1. Manage, Review and Project
There are three money-management tasks that should be at the top of your must-do list: manage, review and project.
First, it’s important to properly manage your accounting. Either hire a bookkeeper, or use DIY accounting software to manage your income and expenses. It is crucial to keep accurate track of your incoming and outgoing cash.
Expenses should be reviewed regularly, and costs should be cut whenever possible and necessary. Reducing or eliminating unnecessary expenses will increase your profits and improve your cash flow.
It’s also important to have clear financial projections. You can use your business plan to anticipate and tackle any potential future obstacles that you may foresee.
2. Don’t Slack on Invoicing
Don’t procrastinate when it comes to sending out invoices. Send them out as soon as possible after providing customers with goods and/or services.
Make sure that your payment terms are clear, so no invoices are lost or forgotten in the process. Follow up on any invoices that you’ve sent. You can do this by creating email templates or SMS messages.
To keep things organized, reference invoice numbers, and cross-reference with payments.
3. Plan Your Tax Payments
As a small business owner, it’s your responsibility to pay your taxes – and to pay them on time. You can’t get out of paying your taxes, and you can avoid paying extra fines and penalties if you pay on time.
State and Federal taxes have long been recognized as a necessary means of income that guarantees the economic, social, and political stability of the nation.

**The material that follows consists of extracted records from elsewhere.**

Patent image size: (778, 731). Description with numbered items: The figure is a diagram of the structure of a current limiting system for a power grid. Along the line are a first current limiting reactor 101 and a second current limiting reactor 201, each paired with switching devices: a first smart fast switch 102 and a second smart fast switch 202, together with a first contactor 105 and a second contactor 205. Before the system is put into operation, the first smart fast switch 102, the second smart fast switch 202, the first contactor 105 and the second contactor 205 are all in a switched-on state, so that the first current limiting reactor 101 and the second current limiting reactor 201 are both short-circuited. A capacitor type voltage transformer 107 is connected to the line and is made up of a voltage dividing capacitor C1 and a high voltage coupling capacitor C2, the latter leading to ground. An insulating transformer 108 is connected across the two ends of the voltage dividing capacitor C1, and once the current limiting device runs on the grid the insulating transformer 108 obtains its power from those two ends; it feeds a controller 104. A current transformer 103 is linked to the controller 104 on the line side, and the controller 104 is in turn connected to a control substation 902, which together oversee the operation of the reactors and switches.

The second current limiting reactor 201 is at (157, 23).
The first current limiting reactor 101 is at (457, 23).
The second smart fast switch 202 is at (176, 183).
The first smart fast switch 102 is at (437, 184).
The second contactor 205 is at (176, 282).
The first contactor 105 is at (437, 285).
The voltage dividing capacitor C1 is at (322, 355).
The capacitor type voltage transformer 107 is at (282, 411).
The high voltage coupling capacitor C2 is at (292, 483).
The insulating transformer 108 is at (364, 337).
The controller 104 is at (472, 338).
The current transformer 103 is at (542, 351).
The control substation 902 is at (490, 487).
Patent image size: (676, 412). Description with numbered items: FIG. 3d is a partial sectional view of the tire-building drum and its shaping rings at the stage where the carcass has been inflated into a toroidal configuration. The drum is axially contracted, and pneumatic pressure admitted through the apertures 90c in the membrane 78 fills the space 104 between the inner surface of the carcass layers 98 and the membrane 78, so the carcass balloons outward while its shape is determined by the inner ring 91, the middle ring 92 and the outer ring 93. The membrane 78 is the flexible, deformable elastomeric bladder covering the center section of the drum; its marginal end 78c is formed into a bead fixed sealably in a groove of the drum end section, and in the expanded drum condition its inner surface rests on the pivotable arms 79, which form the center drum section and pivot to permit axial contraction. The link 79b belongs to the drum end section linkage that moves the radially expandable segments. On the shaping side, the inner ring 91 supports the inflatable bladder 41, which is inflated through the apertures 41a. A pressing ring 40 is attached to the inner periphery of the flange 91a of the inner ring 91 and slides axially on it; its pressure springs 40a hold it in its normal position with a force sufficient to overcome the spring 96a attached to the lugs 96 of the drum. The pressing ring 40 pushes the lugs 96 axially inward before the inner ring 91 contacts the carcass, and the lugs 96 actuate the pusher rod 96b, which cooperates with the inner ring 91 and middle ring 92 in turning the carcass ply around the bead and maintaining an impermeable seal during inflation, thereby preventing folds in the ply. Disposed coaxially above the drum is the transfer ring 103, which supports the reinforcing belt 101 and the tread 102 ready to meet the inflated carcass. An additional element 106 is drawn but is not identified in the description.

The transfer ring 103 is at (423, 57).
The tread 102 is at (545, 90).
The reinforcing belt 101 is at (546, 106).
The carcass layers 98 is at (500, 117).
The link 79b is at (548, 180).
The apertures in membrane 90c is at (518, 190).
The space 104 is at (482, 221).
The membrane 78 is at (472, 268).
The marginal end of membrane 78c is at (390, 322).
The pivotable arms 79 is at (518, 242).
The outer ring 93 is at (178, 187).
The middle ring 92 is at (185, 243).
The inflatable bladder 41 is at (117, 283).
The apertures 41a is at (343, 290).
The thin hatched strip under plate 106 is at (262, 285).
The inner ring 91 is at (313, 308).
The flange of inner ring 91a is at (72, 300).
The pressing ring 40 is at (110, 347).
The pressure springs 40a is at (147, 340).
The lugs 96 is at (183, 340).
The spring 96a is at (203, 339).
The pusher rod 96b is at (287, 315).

You have a responsibility as a business owner to contribute to the economic and social stability of your community and country.
If you’re having difficulty making quarterly payments, break your taxes down into monthly payments instead. This way, you can treat it like any other operating expense.
4. Separate Business and Personal Expenses
Mixing business and personal finances is never a good idea. It can be tricky to justify your business expense write-offs if you have personal expenses folded into the mix. Intermingling the two will only cause unnecessary tax headaches.
To help keep things separate, make sure that you pay yourself. Keep all of your personal expenses separate and pay for them using separate accounts. While it’s important to pay yourself, it’s also important to make sure that you don’t go overboard. Many experts recommend setting your salary as low as possible. This will ensure that you have the funds to keep running during lean months.